A Cross-Validation Study of Turkish Sentiment Analysis Datasets and Tools
Şevval Çakıcı, Dilara Karaduman, Mehmet Akif Çırlan, Ali Hürriyetoğlu
TL;DR
The paper addresses fragmentation in Turkish sentiment analysis by performing a systematic literature review of 2012–2022 publications, compiling 23 datasets from 31 studies, and applying a Rodrigues2018-based taxonomy to map study characteristics. It benchmarks four state-of-the-art models (XLM-T, BERTurk with BounTi, TSAM, TurkishBERTweet) across diverse Turkish datasets, revealing that dataset properties and format alignment significantly influence performance. Key findings show strong binary-class performance for XLM-T and BERTurk, with TSAM performing exceptionally on the Humir dataset, while multi-class results are more dataset-dependent. The work provides a public data/resource hub and emphasizes the need for standardized Turkish sentiment benchmarks and robust dataset curation to enable meaningful cross-study comparisons.
Abstract
In recent years, sentiment analysis has gained increasing significance, prompting researchers to explore datasets in various languages, including Turkish. However, the limited availability of Turkish datasets has led to their multifaceted usage in different studies, yielding diverse outcomes.
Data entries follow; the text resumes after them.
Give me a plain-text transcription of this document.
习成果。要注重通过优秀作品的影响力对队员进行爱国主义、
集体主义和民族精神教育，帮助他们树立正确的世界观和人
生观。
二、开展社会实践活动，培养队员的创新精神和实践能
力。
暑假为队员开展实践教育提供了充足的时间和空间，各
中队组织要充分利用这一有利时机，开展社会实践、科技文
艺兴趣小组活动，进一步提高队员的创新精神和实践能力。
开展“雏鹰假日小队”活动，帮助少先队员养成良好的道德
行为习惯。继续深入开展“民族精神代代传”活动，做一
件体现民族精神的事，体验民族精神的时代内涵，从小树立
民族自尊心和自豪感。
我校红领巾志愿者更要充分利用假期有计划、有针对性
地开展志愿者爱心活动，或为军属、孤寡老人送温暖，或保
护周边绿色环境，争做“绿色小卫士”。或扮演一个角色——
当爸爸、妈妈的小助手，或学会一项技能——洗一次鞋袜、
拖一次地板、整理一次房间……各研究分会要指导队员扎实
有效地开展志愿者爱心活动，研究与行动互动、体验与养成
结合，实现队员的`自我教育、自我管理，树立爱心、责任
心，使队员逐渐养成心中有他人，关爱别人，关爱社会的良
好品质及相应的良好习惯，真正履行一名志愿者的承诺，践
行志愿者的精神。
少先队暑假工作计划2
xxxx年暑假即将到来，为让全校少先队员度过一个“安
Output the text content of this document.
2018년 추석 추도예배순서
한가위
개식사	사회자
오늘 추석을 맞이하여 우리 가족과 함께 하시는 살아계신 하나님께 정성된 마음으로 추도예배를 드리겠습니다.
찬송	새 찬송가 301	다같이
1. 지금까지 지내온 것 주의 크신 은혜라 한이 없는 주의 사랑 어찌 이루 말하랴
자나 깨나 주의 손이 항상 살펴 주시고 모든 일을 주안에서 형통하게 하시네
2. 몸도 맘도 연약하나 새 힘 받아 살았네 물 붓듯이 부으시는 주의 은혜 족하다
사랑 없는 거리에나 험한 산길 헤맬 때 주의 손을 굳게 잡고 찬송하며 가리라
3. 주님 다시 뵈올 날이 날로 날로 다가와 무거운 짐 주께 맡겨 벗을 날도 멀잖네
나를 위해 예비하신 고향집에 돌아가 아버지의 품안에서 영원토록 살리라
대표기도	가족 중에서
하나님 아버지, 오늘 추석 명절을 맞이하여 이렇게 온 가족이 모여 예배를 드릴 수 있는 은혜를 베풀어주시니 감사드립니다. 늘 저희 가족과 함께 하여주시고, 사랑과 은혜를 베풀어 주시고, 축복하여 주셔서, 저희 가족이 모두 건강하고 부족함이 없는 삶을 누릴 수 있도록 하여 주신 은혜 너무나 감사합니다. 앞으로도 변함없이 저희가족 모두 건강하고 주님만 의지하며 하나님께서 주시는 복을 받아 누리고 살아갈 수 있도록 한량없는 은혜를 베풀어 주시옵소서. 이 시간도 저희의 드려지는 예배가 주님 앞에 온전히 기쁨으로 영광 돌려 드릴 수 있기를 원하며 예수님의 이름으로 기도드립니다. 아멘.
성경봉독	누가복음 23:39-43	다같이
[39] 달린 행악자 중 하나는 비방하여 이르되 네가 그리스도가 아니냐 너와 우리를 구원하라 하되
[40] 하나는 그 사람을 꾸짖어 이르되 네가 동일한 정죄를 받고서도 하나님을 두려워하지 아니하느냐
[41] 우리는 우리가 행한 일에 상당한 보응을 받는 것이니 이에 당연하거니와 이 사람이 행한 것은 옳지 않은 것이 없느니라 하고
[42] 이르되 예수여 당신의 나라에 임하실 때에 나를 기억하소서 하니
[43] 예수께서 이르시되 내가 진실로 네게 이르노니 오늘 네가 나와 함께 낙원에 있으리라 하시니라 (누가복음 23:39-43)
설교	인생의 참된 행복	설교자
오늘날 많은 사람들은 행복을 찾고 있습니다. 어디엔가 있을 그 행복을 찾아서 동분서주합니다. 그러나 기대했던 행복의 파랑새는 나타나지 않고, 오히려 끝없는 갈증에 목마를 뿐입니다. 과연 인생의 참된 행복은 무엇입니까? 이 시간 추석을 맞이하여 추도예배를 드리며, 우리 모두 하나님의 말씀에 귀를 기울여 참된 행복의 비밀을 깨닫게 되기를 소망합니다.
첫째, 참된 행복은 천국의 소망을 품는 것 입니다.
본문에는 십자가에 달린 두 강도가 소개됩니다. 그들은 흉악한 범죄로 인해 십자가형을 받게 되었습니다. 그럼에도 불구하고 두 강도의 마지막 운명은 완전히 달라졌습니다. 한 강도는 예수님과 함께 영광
To overcome this challenge, a rigorous review was conducted of research articles published between 2012 and 2022. 31 studies were listed, and 23 Turkish datasets obtained from publicly available sources and email requests used in these studies were collected. We labeled these 31 studies using a taxonomy. We provide a map of sentiment analysis datasets according to this taxonomy in Turkish over 10 years. Moreover, we run state-of-the-art sentiment analysis tools on these datasets and analyzed performance across popular Turkish sentiment datasets. We observed that the performance of the sentiment analysis tools significantly depends on the characteristics of the target text. Our study fosters a more nuanced understanding of sentiment analysis in the Turkish language.